FORMAT: Hbk, 9.75 x 11.5 in. / 255 pgs / 150 color. LIST PRICE: U.S. $50.00 LIST PRICE: CANADA $60 ISBN: 9789055448623 PUBLISHER: Ludion AVAILABLE: 9/30/2011 DISTRIBUTION: D.A.P. RETAILER DISC: TRADE PUBLISHING STATUS: Out of print AVAILABILITY: Not available TERRITORY: NA ASIA AU/NZ AFR ME
Published by Ludion. Edited by Hans De Wolf. Text by David Campany, Michael Fried, Luc Tuymans, Lawrence Weiner, et al. Interview by Hans De Wolf.
The photography of Jeff Wall (born 1946) is consciously and profoundly saturated in the social: in the Vancouver art community from which he first emerged, fully formed, in the late 1970s; in the racial and gender politics of our times, which he analyses with marvelous clarity in his huge photographic light boxes that declare an equal status with painting through their scale and their carefully plotted depth and grandeur; in the art history pantheon that informs his staged compositions, from Hokusai to Velásquez and Manet; and in his influence on at least two generations of photographers, most notably the Düsseldorf school (Andreas Gursky once cited Wall as “a great model for me” ). Jeff Wall: The Crooked Path examines the cultural context for Wall's tremendous achievement in photography.
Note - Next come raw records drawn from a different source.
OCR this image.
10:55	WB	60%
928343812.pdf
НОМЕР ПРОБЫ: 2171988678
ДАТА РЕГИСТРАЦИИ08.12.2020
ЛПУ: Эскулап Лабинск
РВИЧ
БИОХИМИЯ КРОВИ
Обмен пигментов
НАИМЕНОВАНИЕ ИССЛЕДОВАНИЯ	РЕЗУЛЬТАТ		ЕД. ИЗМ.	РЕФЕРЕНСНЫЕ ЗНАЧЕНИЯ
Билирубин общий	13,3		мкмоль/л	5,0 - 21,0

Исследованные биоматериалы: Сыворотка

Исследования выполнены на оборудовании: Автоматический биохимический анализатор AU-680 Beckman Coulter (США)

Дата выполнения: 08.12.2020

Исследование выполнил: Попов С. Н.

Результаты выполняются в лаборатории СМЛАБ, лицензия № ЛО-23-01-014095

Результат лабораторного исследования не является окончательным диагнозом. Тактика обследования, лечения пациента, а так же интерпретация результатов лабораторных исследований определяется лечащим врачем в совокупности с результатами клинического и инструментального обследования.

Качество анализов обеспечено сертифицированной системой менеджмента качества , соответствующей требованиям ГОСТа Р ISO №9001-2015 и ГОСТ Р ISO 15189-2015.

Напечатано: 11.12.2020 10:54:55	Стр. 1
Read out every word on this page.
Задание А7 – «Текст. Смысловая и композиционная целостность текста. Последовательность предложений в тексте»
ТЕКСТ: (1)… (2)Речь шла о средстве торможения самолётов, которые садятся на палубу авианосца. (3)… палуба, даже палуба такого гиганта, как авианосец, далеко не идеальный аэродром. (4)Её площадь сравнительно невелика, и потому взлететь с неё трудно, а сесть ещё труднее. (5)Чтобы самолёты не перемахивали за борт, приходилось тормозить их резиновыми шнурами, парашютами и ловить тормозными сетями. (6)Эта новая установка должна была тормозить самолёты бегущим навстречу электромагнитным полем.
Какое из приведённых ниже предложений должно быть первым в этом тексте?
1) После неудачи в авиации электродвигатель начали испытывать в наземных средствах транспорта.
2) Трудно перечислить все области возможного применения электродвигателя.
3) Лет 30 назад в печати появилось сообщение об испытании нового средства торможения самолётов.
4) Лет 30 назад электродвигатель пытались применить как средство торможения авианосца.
Wall himself has chosen 25 of his own photographs, taken between the late 1970s and the present, and has constellated them among the visionary company his work keeps, alongside reproductions of works by Marcel Duchamp, Diane Arbus, Eugene Atget, Wols, Andreas Gursky, David Claerbout, Thomas Struth, Frank Stella, Robert Smithson, Rodney Graham, Ian Wallace, Lawrence Wiener and R.W. Fassbinder. The Crooked Path orients Wall's photography across ten themed chapters, each of which is prefaced with an interview with Wall by Hans De Wolf. Also included are testimonies and essays by fellow artists and art historians, such as Luc Tuymans, Lawrence Weiner, Michael Fried and David Campany.